I'm trying to optimize a simple Euclidian distance function in C. It's for a DLL, and calculates distances from one point to many. I have:
Version 1:
int CalcDistance (int y1, int x1, int *y2, int *x2, int nb , int *distances)
{
double dx,dy = 0;
for (int i = 0;i<nb;i++)
{
dx = x2[i] - x1;
dy = y2[i] - y1;
distances[i]=(int)sqrt((dx*dx)+(dy*dy));
}
return nb;
}
Version 2:
int CalcDistance (int y1, int x1, int *y2, int *x2, int nb , int *distance)
{
int dx,dy =0;
for (int i = 0;i<nb;i++)
{
dx = x2[i] - x1;
dy = y2[i] - y1;
distances[i]=(int)sqrt((double)(dx*dx)+(dy*dy));
}
return nb;
}
Essentially, I don't need extra high precision, so that's why I'm cutting down to ints, not doubles.

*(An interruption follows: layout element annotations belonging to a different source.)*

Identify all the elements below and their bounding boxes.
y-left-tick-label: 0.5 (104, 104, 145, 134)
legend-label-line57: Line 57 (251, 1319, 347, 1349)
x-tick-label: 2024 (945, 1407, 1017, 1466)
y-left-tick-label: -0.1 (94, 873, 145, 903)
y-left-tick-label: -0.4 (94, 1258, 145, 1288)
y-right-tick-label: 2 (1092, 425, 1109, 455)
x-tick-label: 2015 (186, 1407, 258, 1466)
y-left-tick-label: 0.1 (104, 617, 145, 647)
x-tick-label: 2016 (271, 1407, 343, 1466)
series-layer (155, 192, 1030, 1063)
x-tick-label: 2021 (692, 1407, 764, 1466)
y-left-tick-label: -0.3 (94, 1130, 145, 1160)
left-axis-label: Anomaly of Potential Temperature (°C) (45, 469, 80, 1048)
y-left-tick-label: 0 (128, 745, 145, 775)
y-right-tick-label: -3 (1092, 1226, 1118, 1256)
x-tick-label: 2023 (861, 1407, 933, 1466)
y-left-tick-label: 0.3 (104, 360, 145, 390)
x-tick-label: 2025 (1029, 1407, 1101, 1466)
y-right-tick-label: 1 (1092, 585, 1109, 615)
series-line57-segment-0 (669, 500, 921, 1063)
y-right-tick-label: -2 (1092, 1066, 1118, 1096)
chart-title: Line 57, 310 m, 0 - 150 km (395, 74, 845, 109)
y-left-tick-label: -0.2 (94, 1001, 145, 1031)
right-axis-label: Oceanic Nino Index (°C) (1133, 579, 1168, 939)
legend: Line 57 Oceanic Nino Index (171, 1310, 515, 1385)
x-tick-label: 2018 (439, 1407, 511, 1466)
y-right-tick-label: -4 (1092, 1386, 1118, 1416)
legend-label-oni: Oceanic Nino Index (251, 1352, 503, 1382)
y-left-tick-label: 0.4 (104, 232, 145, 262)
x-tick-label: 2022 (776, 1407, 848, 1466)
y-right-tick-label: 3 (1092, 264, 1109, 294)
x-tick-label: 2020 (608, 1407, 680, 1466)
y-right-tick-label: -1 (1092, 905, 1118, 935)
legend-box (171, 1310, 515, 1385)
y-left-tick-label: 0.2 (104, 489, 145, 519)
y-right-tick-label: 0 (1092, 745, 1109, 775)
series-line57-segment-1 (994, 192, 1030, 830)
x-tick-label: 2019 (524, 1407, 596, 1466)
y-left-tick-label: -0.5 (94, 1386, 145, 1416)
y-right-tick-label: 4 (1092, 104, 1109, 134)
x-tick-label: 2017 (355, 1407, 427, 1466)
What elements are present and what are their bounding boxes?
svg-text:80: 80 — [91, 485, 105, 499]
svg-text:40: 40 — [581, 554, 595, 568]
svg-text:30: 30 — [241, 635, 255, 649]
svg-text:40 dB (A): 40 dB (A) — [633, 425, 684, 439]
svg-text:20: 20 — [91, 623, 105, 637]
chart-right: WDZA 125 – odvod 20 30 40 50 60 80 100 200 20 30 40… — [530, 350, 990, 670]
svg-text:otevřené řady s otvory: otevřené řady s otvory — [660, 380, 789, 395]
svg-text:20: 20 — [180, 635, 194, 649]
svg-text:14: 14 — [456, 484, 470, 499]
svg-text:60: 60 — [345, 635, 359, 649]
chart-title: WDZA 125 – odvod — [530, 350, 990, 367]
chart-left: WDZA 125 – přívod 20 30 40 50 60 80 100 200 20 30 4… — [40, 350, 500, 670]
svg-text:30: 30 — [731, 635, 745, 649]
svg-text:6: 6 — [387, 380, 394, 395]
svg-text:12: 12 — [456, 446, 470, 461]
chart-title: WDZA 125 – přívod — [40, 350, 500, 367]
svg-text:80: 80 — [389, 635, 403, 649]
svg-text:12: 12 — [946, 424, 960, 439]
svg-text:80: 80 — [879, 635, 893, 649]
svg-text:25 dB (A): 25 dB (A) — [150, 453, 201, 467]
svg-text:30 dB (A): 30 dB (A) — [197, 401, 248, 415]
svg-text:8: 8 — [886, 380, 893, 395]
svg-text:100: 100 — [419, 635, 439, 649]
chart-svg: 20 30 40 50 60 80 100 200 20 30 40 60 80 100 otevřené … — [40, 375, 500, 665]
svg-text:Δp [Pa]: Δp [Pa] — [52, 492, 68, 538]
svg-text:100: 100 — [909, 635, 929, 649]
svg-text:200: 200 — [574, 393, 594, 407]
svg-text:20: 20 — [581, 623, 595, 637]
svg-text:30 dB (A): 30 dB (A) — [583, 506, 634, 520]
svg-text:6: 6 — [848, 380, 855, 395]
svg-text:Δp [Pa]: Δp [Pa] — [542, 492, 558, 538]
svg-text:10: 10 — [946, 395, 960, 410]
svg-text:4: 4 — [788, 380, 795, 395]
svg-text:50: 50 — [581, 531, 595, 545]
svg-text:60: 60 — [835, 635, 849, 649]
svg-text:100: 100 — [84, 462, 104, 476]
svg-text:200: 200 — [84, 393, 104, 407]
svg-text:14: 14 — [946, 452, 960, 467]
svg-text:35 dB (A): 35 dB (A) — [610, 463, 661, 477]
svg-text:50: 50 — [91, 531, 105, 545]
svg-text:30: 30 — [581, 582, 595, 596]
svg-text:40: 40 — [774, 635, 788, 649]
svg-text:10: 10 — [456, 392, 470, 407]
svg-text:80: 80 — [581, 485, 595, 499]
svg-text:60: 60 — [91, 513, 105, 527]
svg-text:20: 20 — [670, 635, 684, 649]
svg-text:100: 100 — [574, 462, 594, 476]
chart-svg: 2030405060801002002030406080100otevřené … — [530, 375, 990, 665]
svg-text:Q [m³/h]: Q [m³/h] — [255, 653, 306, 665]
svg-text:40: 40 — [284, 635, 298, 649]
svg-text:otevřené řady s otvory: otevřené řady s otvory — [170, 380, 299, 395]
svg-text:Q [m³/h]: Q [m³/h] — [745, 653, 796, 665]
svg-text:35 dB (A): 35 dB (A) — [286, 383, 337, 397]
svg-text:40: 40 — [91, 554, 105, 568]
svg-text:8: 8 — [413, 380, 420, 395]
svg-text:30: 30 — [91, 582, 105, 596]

For my specific use case, the final distance will not be larger than what an int (Int32) can hold.
I was taken aback by how slow version 2 was. I figured that in Version 1 calculating dx
and dy
would implicitly cast to double
twice, whereas in version 2 I'm just explicitly casting once. What's happening? And ultimately, what could be even faster?